İhtiyaç halinde kullanmak üzere hep canlı, hep diri tutulan bir beklenti. Kah uyutuluyor, kah uyandırılıyor.
Oysa, Ayasofya popülizmiyle çözülecek bir iç-dış meselesi yok ülkenin.
Restleşme blöflerinde masaya sürülmesi de bir başka fecaat.
Sembollerle oynayarak kamuoyunu avutmak, oyalamak mümkün olabilir.
Ama züğürt tesellisi gibi havanda su dövmekten farksız.

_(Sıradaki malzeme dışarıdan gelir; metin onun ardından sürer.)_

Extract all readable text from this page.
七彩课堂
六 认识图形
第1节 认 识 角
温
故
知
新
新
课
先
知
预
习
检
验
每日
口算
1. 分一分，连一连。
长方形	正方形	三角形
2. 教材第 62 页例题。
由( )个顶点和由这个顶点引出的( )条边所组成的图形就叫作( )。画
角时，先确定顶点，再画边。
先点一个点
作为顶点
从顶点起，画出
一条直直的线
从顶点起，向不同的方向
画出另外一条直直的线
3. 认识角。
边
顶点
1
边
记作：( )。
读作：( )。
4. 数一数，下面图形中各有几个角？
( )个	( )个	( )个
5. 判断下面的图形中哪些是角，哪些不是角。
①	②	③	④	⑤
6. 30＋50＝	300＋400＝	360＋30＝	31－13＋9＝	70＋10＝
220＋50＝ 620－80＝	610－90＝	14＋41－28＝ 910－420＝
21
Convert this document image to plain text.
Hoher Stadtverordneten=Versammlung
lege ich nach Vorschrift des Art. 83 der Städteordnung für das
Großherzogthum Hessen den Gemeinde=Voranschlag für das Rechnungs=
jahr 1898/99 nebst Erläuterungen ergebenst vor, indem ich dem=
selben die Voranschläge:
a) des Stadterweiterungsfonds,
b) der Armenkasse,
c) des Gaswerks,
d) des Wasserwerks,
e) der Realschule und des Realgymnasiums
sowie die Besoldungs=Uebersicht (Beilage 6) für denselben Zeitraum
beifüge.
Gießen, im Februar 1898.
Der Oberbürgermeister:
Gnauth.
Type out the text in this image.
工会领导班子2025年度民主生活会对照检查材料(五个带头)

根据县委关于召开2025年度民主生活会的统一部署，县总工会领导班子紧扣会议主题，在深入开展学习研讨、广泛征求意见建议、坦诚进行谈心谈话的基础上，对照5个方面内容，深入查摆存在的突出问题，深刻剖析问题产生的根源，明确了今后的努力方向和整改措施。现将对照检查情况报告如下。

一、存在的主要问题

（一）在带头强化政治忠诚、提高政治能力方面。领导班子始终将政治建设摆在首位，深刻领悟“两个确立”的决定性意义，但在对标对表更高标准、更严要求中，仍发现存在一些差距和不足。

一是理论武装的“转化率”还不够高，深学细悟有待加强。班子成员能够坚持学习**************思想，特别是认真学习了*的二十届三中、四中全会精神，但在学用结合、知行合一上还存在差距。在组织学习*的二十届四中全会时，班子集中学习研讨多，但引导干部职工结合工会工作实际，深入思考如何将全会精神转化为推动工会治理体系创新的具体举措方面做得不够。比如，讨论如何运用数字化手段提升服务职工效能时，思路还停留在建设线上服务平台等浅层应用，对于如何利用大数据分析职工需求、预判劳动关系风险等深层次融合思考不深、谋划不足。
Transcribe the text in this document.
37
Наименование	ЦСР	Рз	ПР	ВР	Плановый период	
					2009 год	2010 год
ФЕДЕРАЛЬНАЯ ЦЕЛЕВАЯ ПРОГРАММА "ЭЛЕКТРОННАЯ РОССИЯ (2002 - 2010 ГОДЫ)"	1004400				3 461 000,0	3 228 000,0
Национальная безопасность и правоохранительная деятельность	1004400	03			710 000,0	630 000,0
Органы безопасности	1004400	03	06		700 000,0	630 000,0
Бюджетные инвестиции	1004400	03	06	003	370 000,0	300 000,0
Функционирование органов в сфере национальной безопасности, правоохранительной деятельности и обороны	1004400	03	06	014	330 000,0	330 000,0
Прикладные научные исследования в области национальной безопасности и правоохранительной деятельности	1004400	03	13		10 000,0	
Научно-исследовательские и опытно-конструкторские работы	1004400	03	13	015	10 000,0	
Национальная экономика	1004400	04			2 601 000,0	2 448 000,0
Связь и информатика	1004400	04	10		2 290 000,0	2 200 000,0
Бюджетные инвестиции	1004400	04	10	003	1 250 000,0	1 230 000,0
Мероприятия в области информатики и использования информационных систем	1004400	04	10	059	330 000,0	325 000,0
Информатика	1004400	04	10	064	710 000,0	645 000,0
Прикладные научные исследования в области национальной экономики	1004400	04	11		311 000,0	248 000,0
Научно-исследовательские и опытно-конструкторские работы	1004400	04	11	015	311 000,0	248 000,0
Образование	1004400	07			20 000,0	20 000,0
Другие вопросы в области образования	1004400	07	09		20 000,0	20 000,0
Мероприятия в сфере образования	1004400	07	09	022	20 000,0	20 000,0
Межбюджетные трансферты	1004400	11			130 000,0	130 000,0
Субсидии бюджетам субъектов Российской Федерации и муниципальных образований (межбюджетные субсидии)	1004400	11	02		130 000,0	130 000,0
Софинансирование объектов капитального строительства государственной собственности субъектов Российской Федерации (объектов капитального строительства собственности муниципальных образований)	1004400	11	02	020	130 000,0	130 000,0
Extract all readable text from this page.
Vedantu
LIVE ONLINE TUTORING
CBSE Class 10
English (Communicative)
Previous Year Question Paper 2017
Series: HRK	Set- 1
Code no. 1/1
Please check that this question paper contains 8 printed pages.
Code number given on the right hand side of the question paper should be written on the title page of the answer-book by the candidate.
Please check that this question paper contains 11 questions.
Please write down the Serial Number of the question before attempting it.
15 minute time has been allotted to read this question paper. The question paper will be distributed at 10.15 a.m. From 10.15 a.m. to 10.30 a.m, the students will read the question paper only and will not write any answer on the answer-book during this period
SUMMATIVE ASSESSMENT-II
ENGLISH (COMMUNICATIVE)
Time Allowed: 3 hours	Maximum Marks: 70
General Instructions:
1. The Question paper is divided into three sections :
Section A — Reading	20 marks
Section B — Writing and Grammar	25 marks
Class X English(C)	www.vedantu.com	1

Kapıya dayanan sorunlar, oyalanmaya gelecek cinsten değil.
Ayvaz kasap hep bir hesap
İsimlerin değişmesiyle hakikat değişmez, ha Ali Veli ha Veli Ali.
Ama popülist siyasetçiler, isim değiştirmenin kılık değiştirmek gibi işin gerçeğini gözlerden saklayacağını düşünüyor.
Trump’ın çektiği son kamuflaj numarası malum.
Twitter’ın, kendisinin yalan ve dezenformasyonlarına karşı kullanıcıları uyarmasına kızdı. Sosyal medya platformlarını cezalandıracak bir kararname çıkardı.
Kullanıcıların sansürlenmesinden de paylaşımlarından da platformları sorumlu tutacak.
Yani sakıncalı içeriklere müdahale etseler de suç olacak, etmeseler de.
İfade özgürlüğüne bu görülmemiş ve tutarsız tehdidi, ‘ifade özgürlüğünü korumak’ diye sattı:
“Amerika tarihinde, ifade özgürlüğünün karşılaştığı en büyük tehlikelerden birisini yenmek için bugün buradayız.”
Cumhurbaşkanlığı Başdanışmanı Mehmet Uçum’un ‘erken seçim’ tevilini hatırlatıyor.
Şöyleydi: “Eski sisteme ait ‘erken seçim’ kavramıyla, örneğin ‘baskın seçim’ gibi, yapılan tartışmalar sunidir. Yeni sistem siyasi ya da ideolojik mühendislikle ‘erken seçim’ üretmez. Sistemde ‘seçimlerin yenilemesi’ vardır. Onun da olgusal hiç bir sebebi yoktur.”
Yani ‘erken seçim’e tebdil-i kıyafetle ‘seçimlerin yenilenmesi’ elbisesi giydirirseniz kimse ne olduğunu tanımayacak, bilmeyecek öyle mi?
‘Zam’mı dilden kaldırıp yerine ‘fiyat ayarlaması’ deyince hiç anlaşılmayacağını zannetmek gibi.